Un barco de rescate y una isla de caníbales

Al principio llevaba la cuenta de los días por la recapitulación de los acontecimientos: el primer día, 28 de febrero, fue el del accidente. El segundo el de los aviones. El tercero fue el más desesperante de todos: no ocurrió nada de particular. La balsa avanzó impulsada por la brisa. Yo no tenía fuerzas para remar. El día se nubló, sentí frío y como no veía el sol perdí la orientación. Esa mañana no hubiera podido saber por dónde venían los aviones. Una balsa no tiene popa ni proa. Es cuadrada y a veces navega de lado, gira sobre sí misma imperceptiblemente, y como no hay puntos de referencia no se sabe sí avanza o retrocede.
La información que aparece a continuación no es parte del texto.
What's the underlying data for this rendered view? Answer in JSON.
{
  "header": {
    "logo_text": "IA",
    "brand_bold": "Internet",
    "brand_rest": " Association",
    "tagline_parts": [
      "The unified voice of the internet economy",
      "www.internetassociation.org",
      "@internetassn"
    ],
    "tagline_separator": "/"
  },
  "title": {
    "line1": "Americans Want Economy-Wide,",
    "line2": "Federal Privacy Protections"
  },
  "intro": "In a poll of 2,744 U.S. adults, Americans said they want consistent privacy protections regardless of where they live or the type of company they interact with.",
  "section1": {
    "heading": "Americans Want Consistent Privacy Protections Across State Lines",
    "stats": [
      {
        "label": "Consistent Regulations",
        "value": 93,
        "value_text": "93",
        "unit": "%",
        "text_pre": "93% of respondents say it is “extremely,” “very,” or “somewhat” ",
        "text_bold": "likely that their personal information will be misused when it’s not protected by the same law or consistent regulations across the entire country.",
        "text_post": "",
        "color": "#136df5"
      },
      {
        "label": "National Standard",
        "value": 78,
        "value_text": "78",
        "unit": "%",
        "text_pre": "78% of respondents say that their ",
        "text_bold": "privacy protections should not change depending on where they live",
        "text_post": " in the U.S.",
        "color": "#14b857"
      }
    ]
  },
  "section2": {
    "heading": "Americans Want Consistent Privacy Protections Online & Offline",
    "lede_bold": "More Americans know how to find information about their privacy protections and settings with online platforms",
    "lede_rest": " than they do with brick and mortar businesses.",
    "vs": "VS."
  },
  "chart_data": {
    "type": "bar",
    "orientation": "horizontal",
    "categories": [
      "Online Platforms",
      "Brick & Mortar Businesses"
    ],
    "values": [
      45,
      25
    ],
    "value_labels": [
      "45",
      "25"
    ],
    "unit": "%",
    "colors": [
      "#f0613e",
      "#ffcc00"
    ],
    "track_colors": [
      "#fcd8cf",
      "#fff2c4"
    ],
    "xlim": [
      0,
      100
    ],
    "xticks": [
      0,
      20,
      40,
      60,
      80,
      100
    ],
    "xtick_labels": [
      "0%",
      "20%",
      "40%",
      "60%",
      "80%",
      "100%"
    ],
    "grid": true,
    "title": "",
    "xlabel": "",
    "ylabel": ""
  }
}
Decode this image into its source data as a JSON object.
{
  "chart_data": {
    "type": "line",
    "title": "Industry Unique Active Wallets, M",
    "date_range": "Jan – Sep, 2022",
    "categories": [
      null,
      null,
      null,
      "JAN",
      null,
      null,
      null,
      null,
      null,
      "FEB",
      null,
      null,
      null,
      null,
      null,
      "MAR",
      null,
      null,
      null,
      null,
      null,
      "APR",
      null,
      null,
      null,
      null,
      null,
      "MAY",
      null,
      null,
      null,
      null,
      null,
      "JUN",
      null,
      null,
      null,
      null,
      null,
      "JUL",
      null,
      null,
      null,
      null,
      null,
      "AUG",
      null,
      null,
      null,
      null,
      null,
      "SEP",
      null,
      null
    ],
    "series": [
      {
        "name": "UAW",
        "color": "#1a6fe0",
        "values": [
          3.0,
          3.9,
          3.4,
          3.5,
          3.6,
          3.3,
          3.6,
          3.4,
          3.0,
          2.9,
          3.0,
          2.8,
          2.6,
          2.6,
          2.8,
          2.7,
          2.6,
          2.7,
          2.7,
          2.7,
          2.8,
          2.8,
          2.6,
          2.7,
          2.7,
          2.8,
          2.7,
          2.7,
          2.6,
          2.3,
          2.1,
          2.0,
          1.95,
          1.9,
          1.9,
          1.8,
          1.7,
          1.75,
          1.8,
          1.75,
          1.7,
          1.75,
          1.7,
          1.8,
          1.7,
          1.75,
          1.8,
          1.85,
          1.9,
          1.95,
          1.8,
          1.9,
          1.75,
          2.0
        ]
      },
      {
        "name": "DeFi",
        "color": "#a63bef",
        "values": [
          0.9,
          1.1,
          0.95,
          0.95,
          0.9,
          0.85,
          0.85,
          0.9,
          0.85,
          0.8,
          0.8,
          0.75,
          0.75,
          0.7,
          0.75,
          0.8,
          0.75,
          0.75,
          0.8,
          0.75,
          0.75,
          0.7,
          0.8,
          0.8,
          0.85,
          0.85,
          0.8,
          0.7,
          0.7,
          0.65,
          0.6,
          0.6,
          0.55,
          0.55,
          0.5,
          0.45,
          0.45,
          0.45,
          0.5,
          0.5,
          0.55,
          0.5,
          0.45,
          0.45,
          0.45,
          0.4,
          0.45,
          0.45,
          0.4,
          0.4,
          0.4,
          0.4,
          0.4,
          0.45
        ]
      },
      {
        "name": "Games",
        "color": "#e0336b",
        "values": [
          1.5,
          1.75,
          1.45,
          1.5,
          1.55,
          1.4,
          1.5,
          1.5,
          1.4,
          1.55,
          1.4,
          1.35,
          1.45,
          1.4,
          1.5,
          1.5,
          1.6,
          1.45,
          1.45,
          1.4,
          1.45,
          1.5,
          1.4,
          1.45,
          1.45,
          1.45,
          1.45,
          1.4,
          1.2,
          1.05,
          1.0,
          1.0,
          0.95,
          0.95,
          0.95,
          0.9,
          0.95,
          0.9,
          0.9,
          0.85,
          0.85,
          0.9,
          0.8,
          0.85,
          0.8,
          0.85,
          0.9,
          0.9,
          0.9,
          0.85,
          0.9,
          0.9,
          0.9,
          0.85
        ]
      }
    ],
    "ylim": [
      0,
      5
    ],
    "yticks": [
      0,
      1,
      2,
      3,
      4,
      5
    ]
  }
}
El mar es igual por todos lados. A veces me acostaba en la parte posterior de la borda, en relación con el sentido en que avanzaba la balsa. Me cubría el rostro con la camisa. Cuando me incorporaba, la balsa había avanzado hacia donde yo me encontraba acostado. Entonces yo no sabía sí la balsa había cambiado de dirección ni si había girado sobre sí misma. Algo semejante me ocurrió con el tiempo después del tercer día.

Al mediodía decidí hacer dos cosas: primero, clavé un remo en uno de los extremos de la balsa, para saber si avanzaba siempre en un mismo sentido. Segundo, hice con las llaves, en la borda, una raya para cada día que pasaba, y marqué la fecha. Tracé la primera raya y puse un número: 28.

Tracé la segunda raya y puse otro número: 29. Al tercer día, junto a la tercera raya, puse el número 30. Fue otra confusión. Yo creí que estábamos en el día 30 y en realidad era el 2 de marzo. Sólo lo advertí al cuarto día, cuando dudé si el mes que acababa de concluir tenía 30 o 31 días. Sólo entonces recordé que era febrero, y aunque ahora parezca una tontería, aquel error me confundió el sentido del tiempo. Al cuarto día ya no estaba muy seguro de mis cuentas en relación con los días que llevaba de estar en la balsa.

¿Eran tres? ¿Eran cuatro? ¿Eran cinco? De acuerdo con las rayas, fuera febrero o marzo, llevaba tres días. Pero no estaba muy seguro, por lo mismo que no estaba seguro de sí la balsa avanzaba o retrocedía. Preferí dejar las cosas como estaban, para evitar nuevas confusiones, y perdí definitivamente las esperanzas de que me rescataran.

Aún no había comido ni bebido. Ya no quería pensar, me costaba trabajo organizar las ideas. La piel, abrasada por el sol, me ardía terriblemente, llena de ampollas. En la Base Naval el instructor nos había advertido que debía procurarse a toda costa no exponer los pulmones a los rayos del sol. Esa era una de mis preocupaciones. Me había quitado la camisa, siempre mojada, y me la había amarrado a la cintura, pues me molestaba su contacto en la piel. Como llevaba cuatro días de sed y ya me era materialmente imposible respirar y sentía un dolor profundo en la garganta, en el pecho y debajo de las clavículas, al cuarto día tomé un poco de agua salada. Esa agua no calma la sed, pero refresca. Había demorado tanto tiempo en tomarla porque sabía que la segunda vez debía tomar menos cantidad, y sólo cuando hubieran transcurrido muchas horas.

Todos los días, con asombrosa puntualidad, los tiburones llegaban a las cinco. Había entonces un festín en torno a la balsa. Peces enormes saltaban fuera del agua y pocos momentos después resurgían destrozados. Los tiburones, enloquecidos, se precipitaban sordamente contra la superficie sanguinolenta. Todavía no habían tratado de romper la balsa, pero se sentían atraídos por ella porque era de color blanco. Todo el mundo sabe que los tiburones atacan de preferencia los objetos blancos. El tiburón es miope, de manera que sólo puede ver las cosas blancas o brillantes. Esa era otra recomendación del instructor:

—Hay que esconder las cosas brillantes para no llamar la atención de los tiburones.

Yo no llevaba cosas brillantes. Hasta el cuadrante de mi reloj es oscuro. Pero me habría sentido tranquilo si hubiera tenido cosas blancas para arrojar al agua, lejos de la balsa, en caso de que los tiburones hubieran tratado de saltar por la borda. Por si acaso, desde el cuarto día estuve siempre con el remo listo para defenderme, después de las cinco de la tarde.